Yaşadığımız fiziksel hızlanmayla oluşan santrifüj etki, kan dolaşımının hızlanması, solunumun artması, beden ısısında yükselme; kaslar, bezler, organlar ve liflerde etkinlik artışına sebep olur. Ortaya çıkan hiperventilasyon, hormonal değişimler ve sinir sistemindeki alışılmadık elektrik akımları oluşur.
Bedenin kapasitesinin ve esnekliğinin artıp, gereksiz enerji harcayışın azalması ve enerji düzeyinin yükselmesi sonucu, beden kayıtlı bilgisinin ötesine geçmeye başlar.
Sinir sistemindeki alışılmadık elektrik akımları sebebiyle temel bilgilerinin dışına çıkmak, zihinde genişlemeye yol açar. Dünyayı alışa geldiğimiz şekilde algılamanın ötesine geçeriz. Başka bir bilinç düzeyine sıçrarız.
Daha alt düzeylerdeki duyguları ve enerjileri canlandırıp onları yönsüz bir şekilde açığa çıkarır. Vücudumuzun elektromanyetik alanı zamanla çevresindeki titreşimleri kendisine çeker ve depolar. Dönüş başlattığımızda, bir Enerji-Spiral etkisi başlatırız. Bu santrifüj eylem, üzerimizde depolanmış bilumum yabancı, veya yavaş titreşimli enerjileri dışarı doğru hareket ettirmemizi ve onlardan kurtulmamızı sağlar.
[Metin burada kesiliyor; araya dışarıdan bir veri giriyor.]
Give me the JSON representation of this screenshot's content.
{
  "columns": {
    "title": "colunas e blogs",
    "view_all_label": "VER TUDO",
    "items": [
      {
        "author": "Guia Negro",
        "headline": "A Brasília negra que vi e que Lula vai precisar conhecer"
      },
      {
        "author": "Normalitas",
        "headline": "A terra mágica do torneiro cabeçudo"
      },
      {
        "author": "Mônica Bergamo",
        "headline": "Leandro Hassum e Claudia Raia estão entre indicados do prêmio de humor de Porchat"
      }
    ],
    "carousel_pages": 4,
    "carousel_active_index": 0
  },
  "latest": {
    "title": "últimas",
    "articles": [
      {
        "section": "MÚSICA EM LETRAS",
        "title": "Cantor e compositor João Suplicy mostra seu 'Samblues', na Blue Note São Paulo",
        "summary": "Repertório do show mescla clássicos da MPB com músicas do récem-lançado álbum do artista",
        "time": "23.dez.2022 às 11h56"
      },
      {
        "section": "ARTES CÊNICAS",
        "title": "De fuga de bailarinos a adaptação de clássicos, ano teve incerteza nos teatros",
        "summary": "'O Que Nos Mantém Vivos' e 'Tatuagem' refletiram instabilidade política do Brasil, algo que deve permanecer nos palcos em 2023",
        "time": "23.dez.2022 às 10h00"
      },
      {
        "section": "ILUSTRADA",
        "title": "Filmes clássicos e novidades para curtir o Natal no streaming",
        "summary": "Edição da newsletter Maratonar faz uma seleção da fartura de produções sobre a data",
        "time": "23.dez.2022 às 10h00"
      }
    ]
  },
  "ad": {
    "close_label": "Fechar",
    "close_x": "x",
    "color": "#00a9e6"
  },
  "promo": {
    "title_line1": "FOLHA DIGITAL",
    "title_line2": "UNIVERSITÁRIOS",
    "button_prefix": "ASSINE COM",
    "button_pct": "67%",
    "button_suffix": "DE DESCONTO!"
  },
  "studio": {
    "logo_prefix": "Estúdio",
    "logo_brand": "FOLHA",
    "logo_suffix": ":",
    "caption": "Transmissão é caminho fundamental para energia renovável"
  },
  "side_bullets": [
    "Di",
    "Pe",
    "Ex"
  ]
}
Kısaca vücuttan negatif enerjileri silkeleyip bedenden dışarı fırlatır.
Kendi etrafımızda dönerek bedenin üst kısmında bulunan enerjiyi bedenimize merkezleriz. Kendimize ait olan bu enerjiyi, bedenin orta kısmına - Kalp hizasına çekmiş oluruz. Dış dünya bilincinden iç dünyaya daha akıcı şekilde geçeriz.
Döndükçe bütün algılar değişmeye başlar. Gözlerin görüşü, hızın hissi ve denge merkezinin onu sağlayışı değişir. Duyular bilgiyi farklı toplamaya başladığında, alışık olduğumuzun dışına çıkmaya ve zihni yeni enformasyonlarla çalışmaya alıştırmaya başlarız. Netsiz görmenin bir engel olmadığını, yön algısı karıştığı halde bedenin ayakları üzerinde durabileceğini ve hız almak için mesafe kat etmenin gerekmediğini öğreniriz.